By Farida Master
Dean Buchanan says he could feel the mountains calling.
Scaling mountains inspired the internationally known artist to look at art with greater confidence.
Talking to a group of artists and art connoisseurs at the Fo Guang Yuan Art Gallery in Flat Bush where his vibrant canvasses have been exhibited, the 60-year-old artist poked fun at what he calls the pretentious art mafia. In comparison, he says the people he met whilst climbing Mount Cook were all connected to nature and art.
“They expressed raw emotions that are real and honest; just like the coarseness and the texture you see reflected in my paintings—which is different from the art snobs I’ve met over the years,” says the landscape and abstract artist.
“Before you climb a mountain you are overcome with a big fear of the unknown, of what lies ahead. Then, once you reach the peak after surviving the exertion, it is a huge release!
“To be an artist, it is important to look within you,” says the award-winning artist.
Buchanan, who now lives in Karekare on 10 acres of land overlooking the ocean, has his studio nestled in the bush.
After the physical challenge of scaling Mount Cook, he was thrilled to discover the brilliant greens and colours of the flowers in the valley below.
“The colours look much sharper and you appreciate it even more.”

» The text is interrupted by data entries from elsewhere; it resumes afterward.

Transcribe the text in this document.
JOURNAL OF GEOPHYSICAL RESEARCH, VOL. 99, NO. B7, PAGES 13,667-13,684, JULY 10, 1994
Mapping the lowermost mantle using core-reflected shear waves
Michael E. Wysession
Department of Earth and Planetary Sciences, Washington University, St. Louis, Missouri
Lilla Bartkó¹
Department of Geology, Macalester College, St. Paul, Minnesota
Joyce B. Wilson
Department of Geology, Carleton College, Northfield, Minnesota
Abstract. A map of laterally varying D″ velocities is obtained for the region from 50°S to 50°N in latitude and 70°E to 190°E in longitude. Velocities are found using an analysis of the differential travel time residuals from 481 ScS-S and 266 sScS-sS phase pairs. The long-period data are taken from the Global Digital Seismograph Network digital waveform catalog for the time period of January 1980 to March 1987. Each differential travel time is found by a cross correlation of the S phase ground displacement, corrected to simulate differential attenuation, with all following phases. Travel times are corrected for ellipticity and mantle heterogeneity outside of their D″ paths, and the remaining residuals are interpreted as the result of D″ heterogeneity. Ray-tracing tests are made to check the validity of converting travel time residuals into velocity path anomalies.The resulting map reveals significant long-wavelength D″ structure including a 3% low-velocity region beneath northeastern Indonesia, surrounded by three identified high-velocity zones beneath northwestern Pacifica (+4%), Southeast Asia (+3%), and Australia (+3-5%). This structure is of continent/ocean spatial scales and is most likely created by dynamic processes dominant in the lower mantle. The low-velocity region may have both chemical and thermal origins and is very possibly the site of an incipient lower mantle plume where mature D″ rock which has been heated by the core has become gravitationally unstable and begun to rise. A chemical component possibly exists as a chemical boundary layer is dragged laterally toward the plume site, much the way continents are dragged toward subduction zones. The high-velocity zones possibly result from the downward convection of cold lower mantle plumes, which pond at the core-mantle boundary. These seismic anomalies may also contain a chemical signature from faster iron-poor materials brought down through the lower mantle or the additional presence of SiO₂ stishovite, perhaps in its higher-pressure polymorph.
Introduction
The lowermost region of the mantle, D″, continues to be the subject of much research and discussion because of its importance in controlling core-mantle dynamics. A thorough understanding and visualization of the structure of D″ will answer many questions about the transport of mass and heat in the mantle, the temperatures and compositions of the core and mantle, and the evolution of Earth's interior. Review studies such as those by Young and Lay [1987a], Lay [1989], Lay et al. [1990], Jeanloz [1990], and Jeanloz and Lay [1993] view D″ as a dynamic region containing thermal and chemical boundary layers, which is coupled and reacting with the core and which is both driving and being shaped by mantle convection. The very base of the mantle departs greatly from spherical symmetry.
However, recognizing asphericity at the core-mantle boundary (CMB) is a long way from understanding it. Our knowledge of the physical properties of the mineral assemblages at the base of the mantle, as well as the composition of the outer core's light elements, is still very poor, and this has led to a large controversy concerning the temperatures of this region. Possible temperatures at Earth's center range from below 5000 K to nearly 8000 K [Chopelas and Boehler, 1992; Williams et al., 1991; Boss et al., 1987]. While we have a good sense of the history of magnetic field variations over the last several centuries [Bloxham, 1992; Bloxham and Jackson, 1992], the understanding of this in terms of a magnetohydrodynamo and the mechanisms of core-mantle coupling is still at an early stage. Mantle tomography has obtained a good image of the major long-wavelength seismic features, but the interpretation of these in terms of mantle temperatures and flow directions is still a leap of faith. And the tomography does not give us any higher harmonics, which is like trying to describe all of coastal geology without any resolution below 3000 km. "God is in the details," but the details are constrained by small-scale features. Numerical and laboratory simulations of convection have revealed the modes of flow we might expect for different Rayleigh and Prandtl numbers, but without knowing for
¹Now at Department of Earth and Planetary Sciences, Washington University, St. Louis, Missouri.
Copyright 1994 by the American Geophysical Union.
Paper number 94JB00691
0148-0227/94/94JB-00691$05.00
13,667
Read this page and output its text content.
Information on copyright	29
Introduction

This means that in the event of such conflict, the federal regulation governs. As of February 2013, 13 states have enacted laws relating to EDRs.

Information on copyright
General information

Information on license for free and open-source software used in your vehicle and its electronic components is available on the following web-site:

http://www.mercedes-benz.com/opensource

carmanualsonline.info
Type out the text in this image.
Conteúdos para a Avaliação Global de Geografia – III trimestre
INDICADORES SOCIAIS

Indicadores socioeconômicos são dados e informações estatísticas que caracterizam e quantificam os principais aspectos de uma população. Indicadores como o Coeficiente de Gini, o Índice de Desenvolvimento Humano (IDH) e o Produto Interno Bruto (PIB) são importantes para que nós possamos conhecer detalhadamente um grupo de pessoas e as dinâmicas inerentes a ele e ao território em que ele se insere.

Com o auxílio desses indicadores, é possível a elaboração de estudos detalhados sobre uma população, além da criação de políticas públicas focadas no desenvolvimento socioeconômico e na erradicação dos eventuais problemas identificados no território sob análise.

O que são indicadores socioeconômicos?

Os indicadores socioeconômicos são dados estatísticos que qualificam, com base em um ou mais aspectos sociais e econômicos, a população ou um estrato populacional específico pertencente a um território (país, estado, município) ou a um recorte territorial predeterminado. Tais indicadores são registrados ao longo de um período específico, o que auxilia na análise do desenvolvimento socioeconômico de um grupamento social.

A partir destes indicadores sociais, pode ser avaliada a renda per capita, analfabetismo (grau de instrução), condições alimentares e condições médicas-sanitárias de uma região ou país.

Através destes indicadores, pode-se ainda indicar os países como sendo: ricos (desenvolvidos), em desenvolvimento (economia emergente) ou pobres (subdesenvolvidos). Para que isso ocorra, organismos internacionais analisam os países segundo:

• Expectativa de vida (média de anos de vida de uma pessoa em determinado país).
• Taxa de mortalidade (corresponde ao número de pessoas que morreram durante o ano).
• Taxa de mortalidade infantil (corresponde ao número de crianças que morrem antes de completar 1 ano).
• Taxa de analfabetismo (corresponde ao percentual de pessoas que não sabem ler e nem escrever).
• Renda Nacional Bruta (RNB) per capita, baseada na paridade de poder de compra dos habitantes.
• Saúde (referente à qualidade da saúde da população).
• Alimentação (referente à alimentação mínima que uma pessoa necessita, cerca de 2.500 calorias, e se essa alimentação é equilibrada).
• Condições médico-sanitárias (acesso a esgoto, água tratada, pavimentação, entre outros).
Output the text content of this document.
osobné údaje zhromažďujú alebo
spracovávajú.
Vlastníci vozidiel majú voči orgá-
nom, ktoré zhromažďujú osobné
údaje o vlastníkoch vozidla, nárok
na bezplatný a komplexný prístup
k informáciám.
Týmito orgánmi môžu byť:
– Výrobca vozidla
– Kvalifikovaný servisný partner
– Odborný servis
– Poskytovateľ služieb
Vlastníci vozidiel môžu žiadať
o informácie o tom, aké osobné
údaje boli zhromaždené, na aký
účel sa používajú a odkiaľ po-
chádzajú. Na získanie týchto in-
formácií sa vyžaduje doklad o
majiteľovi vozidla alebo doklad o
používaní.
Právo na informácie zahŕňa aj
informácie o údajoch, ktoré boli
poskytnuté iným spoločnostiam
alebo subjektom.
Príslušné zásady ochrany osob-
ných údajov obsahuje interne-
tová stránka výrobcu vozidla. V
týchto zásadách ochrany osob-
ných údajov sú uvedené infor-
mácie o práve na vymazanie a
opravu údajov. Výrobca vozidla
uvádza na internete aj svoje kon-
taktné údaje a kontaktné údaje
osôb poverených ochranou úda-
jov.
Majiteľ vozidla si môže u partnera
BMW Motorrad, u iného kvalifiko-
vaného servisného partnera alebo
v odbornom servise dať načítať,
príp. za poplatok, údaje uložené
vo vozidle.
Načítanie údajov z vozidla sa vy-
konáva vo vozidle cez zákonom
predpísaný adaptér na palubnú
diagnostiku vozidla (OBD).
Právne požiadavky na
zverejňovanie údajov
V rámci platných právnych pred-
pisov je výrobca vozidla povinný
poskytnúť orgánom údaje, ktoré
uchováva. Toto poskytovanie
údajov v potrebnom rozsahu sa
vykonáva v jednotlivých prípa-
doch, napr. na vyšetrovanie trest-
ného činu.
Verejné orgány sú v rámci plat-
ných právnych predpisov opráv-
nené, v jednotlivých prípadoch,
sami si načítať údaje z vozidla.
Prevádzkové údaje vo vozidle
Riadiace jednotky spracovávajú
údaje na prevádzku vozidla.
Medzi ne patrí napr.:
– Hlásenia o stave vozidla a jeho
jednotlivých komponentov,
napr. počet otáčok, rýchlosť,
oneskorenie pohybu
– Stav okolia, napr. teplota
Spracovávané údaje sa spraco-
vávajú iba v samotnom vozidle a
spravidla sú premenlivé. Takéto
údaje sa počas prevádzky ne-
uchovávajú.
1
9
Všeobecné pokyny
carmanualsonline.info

Drawing a parallel between mountaineering and art, Buchanan – who makes his own charcoal sticks – says he approaches his artwork with confidence, just like he does the mountains, without any self-doubt.
“I wouldn’t paint like this if it weren’t for the mountains,” he says.
“I have a click vision. I paint after downloading from myself. Unlike some other artists, I don’t paint from photographs. Besides, there should always be an end in sight. You should know when to finish a painting.”
He admits to giving up alcohol at the age of 46 in order to seek clarity.
Tracing his humble beginnings, he says he started painting as a form of escapism from poverty. It soon developed into a passion.
“As a child I could feel the poverty at home. Art was a form of escape for me,” says Buchanan, who worked with Auckland Art Gallery as a technician for 13 years.
Having been invited to exhibit his paintings at public art galleries in US, Japan and Chile, more recently Buchanan received a call from the Seb’on Museum in Paris asking if they could use one of his paintings of the mythical Whanganui River as a book cover.
Interestingly, his own life has been extensively traced in a book titled Wild Beast -the art of Dean Buchanan, by Bob Harvey, former mayor of Waitakere city.
Rounding up the discussion, Abbess Manshin who curates his paintings at the temple, says she’s seen a distinct change in his paintings. “They now reflect more sunlight and a happy state of mind.”